As computer processor speeds increase, it is necessary for engineers to increase the number of circuit elements packed into a given area. Individual circuit elements are often connected using very small copper "wires" deposited directly onto the surface of the chip. In some current generation processors, these copper interconnects are about 45 nm wide. What mass of copper would be in a 1-mm length of such an interconnect, assuming a square cross-section. (The density of copper is 8.96 g/cm3.)

1.72E11 atomCu

Explanation:

Assumption: A square intersection

Since the cross section wire is assumed to be a square intersection, the height and the width of the wire are the same (equal)

and height = h = 45nm

Convert 45nm to centimetres (cm), we have

45nm * 10^-9m * 100cm / (1nm * 1m)

= 4.5 * 10^-6cm

Length. = 1mm

Convert 1mm to centimetre (cm) as well, we have

1mm * 1m * 100cm / (1000mm * 1m)

= 0.1cm

Now, we'll calculate the volume of the wire.

Using

Volume = length * height * width - --_--_ width = height

So,

Volume = 0.1 * 4.5 * 10^-6 * 4.5 * 10^-6

Volume = 2.025E-12 cm³

Lastly, we'll calculate the numbers of copper atoms using the following steps

1. We'll begin with the volume of the wire

2. We'll use the density of copper as a conversion factor to convert cubic centimetres (cm³) of copper to grams of copper.

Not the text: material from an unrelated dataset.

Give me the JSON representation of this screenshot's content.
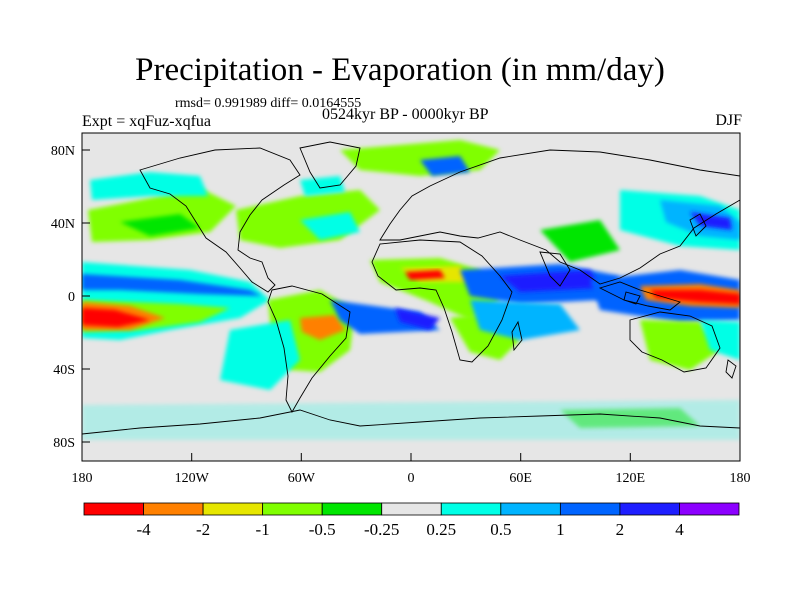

3. We'll use the molar mass of copper as a conversion factor to grams of copper to moles of copper.

4. We'll use the Avogadro's number as a conversion factor to convert moles of copper to atoms of copper.

So, we have

2.025E-12 cm³Cu * 8.96g/cm³ * 1molCu * 6.022E23atomCu / (1cm³Cu * 63.546gCu * 1 molCu)

= 1.72E11 atomCu